Collector bandwidth will be 0.159 / (all resistors in parallel on collector * sum of all capacitors on the collector that are tied to GND). In this circuit, the resistors are 4K || 10K, or approx. 3K ohms. The capacitance is??? we'll assume 10pf (the 1uF does not tie to GND, so its not a parasitic capacitor). The time constant is 3K ohm * 10pF or 30 nanoseconds or 33MegaRadians/second. That divided by 2*pi == 5MHz F3dB (half power point, 40 degree phase shift).

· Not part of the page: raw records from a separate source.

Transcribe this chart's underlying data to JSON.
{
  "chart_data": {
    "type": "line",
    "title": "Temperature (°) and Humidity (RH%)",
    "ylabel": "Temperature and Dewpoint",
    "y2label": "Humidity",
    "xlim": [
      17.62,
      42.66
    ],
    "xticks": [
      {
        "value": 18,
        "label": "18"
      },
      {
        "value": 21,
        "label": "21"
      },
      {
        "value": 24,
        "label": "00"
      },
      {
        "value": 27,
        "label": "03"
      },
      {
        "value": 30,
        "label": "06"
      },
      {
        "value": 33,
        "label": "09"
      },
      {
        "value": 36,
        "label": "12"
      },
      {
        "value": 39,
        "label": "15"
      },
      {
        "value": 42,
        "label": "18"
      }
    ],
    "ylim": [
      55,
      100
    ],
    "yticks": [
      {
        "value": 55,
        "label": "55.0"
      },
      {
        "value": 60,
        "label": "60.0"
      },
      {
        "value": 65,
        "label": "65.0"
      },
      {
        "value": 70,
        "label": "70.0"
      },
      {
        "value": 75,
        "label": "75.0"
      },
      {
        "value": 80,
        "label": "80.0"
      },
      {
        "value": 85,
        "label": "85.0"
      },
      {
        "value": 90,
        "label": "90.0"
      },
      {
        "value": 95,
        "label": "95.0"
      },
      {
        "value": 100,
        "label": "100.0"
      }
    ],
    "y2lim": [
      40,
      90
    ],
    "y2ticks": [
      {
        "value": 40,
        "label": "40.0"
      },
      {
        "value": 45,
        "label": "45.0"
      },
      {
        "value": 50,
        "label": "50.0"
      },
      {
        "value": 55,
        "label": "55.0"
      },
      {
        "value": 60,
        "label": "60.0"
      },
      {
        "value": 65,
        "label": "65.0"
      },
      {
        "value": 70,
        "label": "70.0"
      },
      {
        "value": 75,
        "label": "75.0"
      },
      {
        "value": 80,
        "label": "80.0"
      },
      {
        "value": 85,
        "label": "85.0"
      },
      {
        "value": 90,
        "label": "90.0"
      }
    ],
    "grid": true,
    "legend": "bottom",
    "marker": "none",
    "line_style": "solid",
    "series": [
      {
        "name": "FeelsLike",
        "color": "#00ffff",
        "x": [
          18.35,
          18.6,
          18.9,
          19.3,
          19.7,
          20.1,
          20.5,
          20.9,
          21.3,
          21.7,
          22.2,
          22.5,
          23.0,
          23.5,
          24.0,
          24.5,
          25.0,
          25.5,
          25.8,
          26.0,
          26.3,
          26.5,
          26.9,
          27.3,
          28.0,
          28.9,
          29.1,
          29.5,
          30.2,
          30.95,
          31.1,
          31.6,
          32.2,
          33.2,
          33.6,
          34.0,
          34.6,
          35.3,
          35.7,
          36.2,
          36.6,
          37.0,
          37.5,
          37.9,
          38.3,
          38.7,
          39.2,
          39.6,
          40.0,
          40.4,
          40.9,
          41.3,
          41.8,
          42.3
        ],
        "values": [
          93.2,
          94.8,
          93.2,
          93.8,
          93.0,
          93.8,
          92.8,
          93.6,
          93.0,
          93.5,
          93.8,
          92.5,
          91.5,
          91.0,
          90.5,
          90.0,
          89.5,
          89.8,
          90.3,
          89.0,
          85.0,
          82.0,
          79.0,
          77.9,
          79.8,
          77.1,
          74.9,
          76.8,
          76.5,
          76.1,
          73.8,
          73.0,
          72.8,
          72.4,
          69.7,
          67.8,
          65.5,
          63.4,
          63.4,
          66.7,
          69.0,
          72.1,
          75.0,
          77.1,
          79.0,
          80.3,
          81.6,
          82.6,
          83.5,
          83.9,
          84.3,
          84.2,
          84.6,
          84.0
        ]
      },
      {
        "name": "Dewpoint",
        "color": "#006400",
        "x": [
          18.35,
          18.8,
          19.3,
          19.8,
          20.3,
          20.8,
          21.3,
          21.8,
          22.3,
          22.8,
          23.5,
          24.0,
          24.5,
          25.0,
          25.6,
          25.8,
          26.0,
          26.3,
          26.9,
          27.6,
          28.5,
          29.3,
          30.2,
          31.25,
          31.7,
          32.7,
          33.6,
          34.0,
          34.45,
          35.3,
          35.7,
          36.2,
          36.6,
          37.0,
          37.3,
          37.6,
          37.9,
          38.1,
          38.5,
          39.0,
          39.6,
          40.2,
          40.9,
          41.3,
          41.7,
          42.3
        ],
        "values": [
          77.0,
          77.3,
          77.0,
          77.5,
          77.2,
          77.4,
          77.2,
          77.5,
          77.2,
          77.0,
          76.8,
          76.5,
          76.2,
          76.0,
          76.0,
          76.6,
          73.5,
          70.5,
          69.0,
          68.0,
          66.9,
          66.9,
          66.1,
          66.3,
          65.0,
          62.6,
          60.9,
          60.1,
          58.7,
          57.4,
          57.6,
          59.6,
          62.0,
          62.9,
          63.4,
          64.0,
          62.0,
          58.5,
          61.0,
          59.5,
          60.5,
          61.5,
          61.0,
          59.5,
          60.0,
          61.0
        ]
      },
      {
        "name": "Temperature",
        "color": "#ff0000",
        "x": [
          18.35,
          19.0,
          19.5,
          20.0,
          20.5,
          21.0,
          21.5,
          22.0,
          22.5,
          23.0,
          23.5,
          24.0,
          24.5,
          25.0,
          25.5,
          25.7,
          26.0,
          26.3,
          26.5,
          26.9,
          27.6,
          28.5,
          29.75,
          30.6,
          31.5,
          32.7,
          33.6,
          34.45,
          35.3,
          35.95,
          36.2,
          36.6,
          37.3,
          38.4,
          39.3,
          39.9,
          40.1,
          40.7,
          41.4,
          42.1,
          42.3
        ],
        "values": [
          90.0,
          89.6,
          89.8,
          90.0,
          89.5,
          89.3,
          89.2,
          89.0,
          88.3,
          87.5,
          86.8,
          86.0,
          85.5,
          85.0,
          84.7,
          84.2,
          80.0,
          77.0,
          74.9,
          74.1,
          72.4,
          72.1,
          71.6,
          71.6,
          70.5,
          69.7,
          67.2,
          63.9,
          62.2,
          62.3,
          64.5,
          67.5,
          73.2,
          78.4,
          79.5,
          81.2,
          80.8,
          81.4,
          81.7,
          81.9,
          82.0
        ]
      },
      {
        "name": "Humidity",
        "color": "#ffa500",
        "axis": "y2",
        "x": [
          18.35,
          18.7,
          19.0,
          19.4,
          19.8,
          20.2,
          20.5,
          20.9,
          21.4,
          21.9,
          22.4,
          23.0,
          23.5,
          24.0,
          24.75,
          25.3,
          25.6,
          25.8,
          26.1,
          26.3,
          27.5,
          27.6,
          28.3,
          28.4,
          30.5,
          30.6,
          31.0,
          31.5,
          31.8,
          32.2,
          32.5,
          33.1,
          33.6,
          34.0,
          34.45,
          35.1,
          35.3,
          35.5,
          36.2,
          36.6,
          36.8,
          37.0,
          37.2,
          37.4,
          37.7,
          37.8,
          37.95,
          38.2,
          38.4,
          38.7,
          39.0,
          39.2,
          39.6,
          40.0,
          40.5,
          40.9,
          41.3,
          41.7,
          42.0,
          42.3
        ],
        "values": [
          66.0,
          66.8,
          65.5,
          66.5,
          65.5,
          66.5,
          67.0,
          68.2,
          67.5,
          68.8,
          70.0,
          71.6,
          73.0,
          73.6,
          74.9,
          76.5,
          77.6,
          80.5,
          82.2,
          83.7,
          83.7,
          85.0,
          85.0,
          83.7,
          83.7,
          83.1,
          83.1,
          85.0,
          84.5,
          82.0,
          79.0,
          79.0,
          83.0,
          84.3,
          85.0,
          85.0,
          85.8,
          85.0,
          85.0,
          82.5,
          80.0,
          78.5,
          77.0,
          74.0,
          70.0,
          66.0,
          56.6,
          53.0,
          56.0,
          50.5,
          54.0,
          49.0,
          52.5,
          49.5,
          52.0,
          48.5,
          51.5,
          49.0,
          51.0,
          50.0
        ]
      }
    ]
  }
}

Now for the input bandwidth. If you XFG1 has zero Zsource, the input bandwidth will be infinite (in reality, set by the base time constant: rbb' and Cemitter.) With finite Zsource, the amplifier's Cmiller will be a big bother. Assuming Cob is 10pF, and gain is 3Kohm / (500 + 26 ) ~~ 6x, the input capacitance will be 10pF * (1 + 6) = 70pF. If Zsource is 50 ohms, the 70pF * 50ohm = 3,500 nanoseconds or about 50MHz input bandwidth.

• To extent frequency bandwidth I need to use higher capacity not 1 but 100 uF and also I need to proper choo capacitor in parallel with 500 ohms?. Is there any practice article that you know (link) which can be used for bandwidth calculations? Dec 18, 2017 at 17:55

In your circuit, the biggest factor in play is R4, the emitter resistor. This provides negative feedback in the following way. As the signal rises, the collector current increases with it, and so does the emitter current. This causes a voltage drop across R4 which very nearly match the rise in base voltage, so V-BE doesn't rise much at all. There's also a corresponding reduction in gain because of this. The same thing happens when the signal goes negative, as long as the transistor was originally biased into conduction to start with.

I will also mention that a BJT is a current-operated device. As you try to raise the base voltage, it draws more current and the voltage doesn't rise by much. The signal voltage appears instead across the series base resistor...which you don't have. You do have C1, so this effect would be present at low frequencies. In real life, most circuits would have a series base resistor.